On the way up we see other guests for the first time. One comes out to grab some takeaway outside the hotel while the receptionist waves to two others who are leaving, adding, “Take care, see you then.”
They appear to be happy customers, obviously happy with what they’re getting at relatively reasonable prices – from £39 a night.
When we return to the bedroom, apart from a blown bulb next to the bed, the lights come back on thanks to the member of staff.
But then I really notice the dirt in the bathroom. And when I step into the shower tray to wash, a silverfish joins me, making its way around the plug.
But since I don’t feel like having guests in the shower, I first get out in the hope that it will go away. The Freeview TV and WiFi distract me for a while until it’s time to sleep.
I start to fall asleep around 11pm but it’s midnight and it seems like the hotel is waking up. I hear the voices of a man and a woman before a door slams in neighboring rooms. Soon after, I count more men and women coming to our corner of the hotel.
I hear a woman shout “You’re near” to a man before their voices fade away.
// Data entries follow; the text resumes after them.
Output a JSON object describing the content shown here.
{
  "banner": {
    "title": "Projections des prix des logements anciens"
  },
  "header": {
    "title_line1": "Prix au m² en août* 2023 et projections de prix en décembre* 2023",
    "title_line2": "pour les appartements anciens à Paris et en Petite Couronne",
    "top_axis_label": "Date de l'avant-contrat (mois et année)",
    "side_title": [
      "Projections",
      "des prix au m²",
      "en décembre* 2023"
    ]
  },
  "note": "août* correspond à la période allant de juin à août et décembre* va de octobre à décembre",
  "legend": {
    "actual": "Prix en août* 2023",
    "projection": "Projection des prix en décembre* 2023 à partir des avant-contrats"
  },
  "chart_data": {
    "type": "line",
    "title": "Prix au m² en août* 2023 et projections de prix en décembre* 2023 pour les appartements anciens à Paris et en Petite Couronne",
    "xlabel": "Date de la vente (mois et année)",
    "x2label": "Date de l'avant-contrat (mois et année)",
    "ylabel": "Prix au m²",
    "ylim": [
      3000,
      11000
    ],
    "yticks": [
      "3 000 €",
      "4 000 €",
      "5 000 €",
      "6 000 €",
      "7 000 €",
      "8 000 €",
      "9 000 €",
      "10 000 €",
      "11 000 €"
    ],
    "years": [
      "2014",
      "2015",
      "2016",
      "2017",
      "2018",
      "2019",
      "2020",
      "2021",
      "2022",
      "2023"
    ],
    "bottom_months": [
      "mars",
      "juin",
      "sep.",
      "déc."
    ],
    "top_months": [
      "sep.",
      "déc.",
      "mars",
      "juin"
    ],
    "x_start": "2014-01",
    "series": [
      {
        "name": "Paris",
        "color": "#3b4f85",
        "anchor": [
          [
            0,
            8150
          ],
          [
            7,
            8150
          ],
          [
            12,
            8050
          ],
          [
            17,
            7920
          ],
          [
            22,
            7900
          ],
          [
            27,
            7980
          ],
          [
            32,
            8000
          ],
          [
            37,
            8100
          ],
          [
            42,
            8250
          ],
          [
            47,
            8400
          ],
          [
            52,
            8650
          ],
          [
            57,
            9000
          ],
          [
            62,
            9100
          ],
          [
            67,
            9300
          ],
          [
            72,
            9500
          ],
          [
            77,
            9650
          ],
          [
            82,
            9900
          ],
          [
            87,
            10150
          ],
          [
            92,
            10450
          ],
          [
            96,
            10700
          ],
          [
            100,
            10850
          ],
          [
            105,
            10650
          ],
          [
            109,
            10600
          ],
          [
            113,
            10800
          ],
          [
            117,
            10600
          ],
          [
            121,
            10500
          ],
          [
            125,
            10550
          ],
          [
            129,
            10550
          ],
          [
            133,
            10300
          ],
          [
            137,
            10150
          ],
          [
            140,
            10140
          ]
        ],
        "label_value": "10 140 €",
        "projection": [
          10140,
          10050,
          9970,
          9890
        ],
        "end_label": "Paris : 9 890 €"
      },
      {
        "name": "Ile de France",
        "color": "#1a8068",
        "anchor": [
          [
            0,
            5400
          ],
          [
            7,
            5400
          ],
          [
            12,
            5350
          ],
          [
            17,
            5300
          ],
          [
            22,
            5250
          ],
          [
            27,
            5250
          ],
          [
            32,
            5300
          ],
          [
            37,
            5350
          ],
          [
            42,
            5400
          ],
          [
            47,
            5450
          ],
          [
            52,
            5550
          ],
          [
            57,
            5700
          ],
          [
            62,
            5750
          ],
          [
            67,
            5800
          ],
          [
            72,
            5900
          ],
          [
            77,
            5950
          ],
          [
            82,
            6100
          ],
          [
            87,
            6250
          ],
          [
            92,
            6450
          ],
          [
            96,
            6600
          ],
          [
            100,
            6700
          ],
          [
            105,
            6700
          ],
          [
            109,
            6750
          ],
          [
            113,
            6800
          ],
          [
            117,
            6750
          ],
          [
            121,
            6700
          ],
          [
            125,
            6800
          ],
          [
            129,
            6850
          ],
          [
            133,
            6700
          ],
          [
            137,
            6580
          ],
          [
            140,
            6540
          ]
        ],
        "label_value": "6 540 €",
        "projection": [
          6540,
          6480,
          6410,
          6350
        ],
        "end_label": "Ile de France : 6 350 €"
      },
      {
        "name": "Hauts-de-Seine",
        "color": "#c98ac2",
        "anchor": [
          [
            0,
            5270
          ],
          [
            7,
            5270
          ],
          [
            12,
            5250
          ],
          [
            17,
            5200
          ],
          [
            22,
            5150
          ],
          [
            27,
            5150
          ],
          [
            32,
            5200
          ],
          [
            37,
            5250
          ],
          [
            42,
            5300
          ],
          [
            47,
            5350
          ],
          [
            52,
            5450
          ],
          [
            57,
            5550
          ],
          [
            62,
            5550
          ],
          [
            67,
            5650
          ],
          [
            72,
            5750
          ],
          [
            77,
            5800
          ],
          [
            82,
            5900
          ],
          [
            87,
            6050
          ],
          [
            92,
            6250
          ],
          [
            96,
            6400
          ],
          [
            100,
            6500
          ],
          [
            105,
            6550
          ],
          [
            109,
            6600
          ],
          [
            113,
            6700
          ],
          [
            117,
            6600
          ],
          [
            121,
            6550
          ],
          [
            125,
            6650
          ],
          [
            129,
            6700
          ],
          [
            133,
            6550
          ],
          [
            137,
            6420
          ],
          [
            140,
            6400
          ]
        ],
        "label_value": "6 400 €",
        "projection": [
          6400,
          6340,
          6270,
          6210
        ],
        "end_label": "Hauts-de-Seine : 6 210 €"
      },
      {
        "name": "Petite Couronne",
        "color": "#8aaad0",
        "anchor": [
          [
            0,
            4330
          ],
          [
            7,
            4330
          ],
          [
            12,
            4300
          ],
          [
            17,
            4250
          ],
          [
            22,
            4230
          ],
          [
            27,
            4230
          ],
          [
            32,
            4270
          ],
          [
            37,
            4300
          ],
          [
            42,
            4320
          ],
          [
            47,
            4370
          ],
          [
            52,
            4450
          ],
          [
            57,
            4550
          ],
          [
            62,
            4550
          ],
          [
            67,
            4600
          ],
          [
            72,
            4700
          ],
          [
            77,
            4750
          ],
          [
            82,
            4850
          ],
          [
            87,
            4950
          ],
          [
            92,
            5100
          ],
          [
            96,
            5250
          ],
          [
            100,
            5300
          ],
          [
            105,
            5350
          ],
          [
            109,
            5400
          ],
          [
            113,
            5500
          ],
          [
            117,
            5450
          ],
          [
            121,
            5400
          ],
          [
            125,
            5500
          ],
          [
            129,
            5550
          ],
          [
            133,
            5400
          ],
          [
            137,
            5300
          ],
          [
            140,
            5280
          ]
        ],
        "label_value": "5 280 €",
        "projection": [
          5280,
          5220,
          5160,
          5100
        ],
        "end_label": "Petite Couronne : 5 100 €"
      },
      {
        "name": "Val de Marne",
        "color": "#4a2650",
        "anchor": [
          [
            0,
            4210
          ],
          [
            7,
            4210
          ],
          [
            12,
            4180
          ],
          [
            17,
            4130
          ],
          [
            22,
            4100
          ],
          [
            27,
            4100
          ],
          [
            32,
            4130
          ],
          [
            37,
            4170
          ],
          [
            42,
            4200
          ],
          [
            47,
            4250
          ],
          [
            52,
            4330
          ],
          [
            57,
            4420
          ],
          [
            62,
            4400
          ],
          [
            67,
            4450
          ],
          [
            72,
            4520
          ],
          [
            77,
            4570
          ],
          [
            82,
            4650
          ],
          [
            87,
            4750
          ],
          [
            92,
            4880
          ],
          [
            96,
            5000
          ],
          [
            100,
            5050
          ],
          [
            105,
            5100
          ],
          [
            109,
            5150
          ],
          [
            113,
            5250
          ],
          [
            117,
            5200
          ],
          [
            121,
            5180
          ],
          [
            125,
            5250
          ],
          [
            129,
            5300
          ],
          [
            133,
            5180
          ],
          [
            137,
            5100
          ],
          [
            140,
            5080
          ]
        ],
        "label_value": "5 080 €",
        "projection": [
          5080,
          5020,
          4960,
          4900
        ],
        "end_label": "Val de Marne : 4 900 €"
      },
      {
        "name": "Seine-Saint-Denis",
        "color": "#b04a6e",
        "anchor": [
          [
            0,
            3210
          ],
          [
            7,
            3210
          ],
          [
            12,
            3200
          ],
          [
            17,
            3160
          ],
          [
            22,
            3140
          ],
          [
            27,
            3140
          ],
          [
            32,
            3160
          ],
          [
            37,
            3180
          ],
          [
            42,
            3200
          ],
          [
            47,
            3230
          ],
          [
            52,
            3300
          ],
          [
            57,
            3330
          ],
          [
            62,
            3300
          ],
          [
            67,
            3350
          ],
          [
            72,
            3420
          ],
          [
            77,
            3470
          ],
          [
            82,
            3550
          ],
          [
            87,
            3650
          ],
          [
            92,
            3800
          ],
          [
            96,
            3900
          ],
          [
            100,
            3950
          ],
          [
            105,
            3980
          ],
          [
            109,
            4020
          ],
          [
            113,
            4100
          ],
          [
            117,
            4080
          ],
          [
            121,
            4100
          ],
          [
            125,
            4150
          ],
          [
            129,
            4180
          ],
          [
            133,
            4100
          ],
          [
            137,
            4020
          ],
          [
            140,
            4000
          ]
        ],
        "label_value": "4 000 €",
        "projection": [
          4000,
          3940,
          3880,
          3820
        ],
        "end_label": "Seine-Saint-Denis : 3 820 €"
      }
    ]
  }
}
More come later, although there are only two rooms next to mine, but I either get used to the noise or fall asleep.
Maybe it’s these “meetings” that the hotel is trying to prevent with its blue printouts in the hallways. I wake up refreshed after a pretty good night’s sleep. Unfortunately breakfast is not possible as the bar and restaurant are closed.
Glad the shower, thankfully bug free now, works and isn’t quite the “trickle” that another TripAdvisor reviewer previously slammed.
But as for the hotel, which is “the stuff of nightmares” as others have suggested, although I wouldn’t stop there again, it certainly didn’t live up to its reputation as “the most disgusting hotel in the world” either.
yes it is dirty Yes, it is unloved and decayed. But perhaps with a bit of cleaning, repairs, and a little maintenance, it could be restored as a desirable budget hotel in a prime city location.
* The Norfolk Hotel has been contacted for comment.